The difference between PROFIT and CASHFLOW

This is a long one but very important and interesting……………………..

Question from a customer:

“I have just received a copy of the accounts to which show a better profit than the year before, but the bank overdraft has increased. Surely if the business is profitable, the overdraft should be reducing?”

Vicky Anderson provided the following response:

“This is one of the most common misconceptions regarding accounts. There are a number of reasons why accounting profit and cash generated are not the same. This has always been the case for growing businesses, and is a particular challenge for many businesses at present due to increased costs and previous increase in loans and financing. I will illustrate this issue with a few examples:

1.  If the value of stock on hand is higher at the end of the year than at the beginning, this will increase your profit without generating any cash. The increase in costs seen will mean that the value of your produce or sold items will be much higher than last year. The result is that even profitable businesses may need to have higher overdraft facilities this year to finance these higher costs.
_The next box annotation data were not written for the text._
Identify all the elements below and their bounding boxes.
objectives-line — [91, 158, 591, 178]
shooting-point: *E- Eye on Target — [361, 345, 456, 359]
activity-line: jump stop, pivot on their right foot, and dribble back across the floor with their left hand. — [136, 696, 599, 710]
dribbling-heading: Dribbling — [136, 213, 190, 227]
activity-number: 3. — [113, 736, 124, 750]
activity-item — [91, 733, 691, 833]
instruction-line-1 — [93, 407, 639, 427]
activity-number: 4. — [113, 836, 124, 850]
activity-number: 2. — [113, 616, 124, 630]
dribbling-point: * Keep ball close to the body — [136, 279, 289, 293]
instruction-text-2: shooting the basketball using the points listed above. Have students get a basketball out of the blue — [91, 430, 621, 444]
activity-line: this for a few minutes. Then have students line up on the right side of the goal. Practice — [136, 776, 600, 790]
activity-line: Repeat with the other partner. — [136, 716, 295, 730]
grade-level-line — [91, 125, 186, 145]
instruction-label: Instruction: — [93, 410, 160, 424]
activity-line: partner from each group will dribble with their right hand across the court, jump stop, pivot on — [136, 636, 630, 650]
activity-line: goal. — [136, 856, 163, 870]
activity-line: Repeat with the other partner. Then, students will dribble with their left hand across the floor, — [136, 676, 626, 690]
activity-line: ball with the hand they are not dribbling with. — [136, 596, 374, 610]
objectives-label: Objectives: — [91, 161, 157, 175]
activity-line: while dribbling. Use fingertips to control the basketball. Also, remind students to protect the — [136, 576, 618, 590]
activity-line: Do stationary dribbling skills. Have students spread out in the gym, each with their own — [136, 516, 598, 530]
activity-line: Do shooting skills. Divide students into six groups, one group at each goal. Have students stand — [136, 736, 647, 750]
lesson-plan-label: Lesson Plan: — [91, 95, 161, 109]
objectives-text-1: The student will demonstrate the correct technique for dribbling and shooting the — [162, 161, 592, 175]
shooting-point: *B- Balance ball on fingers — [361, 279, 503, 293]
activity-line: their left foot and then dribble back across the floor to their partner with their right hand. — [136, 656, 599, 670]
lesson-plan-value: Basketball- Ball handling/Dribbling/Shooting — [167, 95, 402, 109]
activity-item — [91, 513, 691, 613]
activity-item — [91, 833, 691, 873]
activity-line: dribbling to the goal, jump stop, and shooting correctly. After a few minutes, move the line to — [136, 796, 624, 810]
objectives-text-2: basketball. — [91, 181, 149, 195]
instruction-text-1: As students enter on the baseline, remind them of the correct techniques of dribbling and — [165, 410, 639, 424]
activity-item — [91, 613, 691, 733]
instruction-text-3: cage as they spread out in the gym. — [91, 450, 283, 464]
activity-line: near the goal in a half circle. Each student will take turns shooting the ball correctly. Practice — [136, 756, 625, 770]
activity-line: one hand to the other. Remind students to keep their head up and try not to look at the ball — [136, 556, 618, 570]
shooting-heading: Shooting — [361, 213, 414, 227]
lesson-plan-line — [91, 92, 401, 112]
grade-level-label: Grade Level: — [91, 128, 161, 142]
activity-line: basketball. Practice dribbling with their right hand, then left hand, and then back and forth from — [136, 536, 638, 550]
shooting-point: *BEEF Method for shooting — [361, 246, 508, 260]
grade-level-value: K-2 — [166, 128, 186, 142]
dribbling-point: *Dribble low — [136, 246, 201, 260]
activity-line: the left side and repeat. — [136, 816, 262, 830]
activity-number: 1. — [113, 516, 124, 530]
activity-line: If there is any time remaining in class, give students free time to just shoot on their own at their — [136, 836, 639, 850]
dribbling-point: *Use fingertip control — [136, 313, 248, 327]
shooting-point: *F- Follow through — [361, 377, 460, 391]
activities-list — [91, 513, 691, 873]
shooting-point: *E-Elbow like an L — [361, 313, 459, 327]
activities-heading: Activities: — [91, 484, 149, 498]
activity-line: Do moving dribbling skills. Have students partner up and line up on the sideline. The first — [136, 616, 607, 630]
2.  The cost of new equipment and buildings are not written off in your accounts in the year of purchase, but are depreciated over their useful economic life. Few businesses have the ability to purchase new machinery out of annual profits, and it makes sense to spread the cost over the working life of the machine. Thus a bank loan or hire purchase agreement which spreads the cost over the same period that the machine will generate income for the business makes more sense. So you have to make the profit to cover the cost of the finance for the machine as this is taken out after the profit and adds to the cashflow deficit.

3.  Interest payments on loans are an expense in your profit and loss account, but not capital repayments. Cashflow problems can arise if there are not sufficient profits in the year to cover the capital repayments on bank loans. When taking out a long-term loan to purchase land or buildings, it is important to spread the repayments over a realistic period of time. If you choose too short a period, there is a risk that in a year when profits are low or working capital increases, that there is insufficient cash when the loan repayments become due. Again loan payments are after profit so you have to make enough profit to pay off your loans. Ie if your loan repayments in anyone year are £50,000 you have to make at least £50,000 to pay those loans or it will impact on your cashflow and increase overdraft.

4.  There is a further problem which mainly impacts businesses operating through a partnership. Money taken out of the business to pay for living expenses, do not go through the profit and loss account, but are shown as drawings in the capital account. This means that the profit each year as a minimum needs to be higher than the level of personal drawings taken out each year by the partners in the business. The position is slightly different if your business operates via a company, where the cost of salaries paid to the working directors is shown in the profit and loss account.

In summary, it is crucial to understand what cash your business will generate and what is required to service borrowings and pay bills over the coming year.”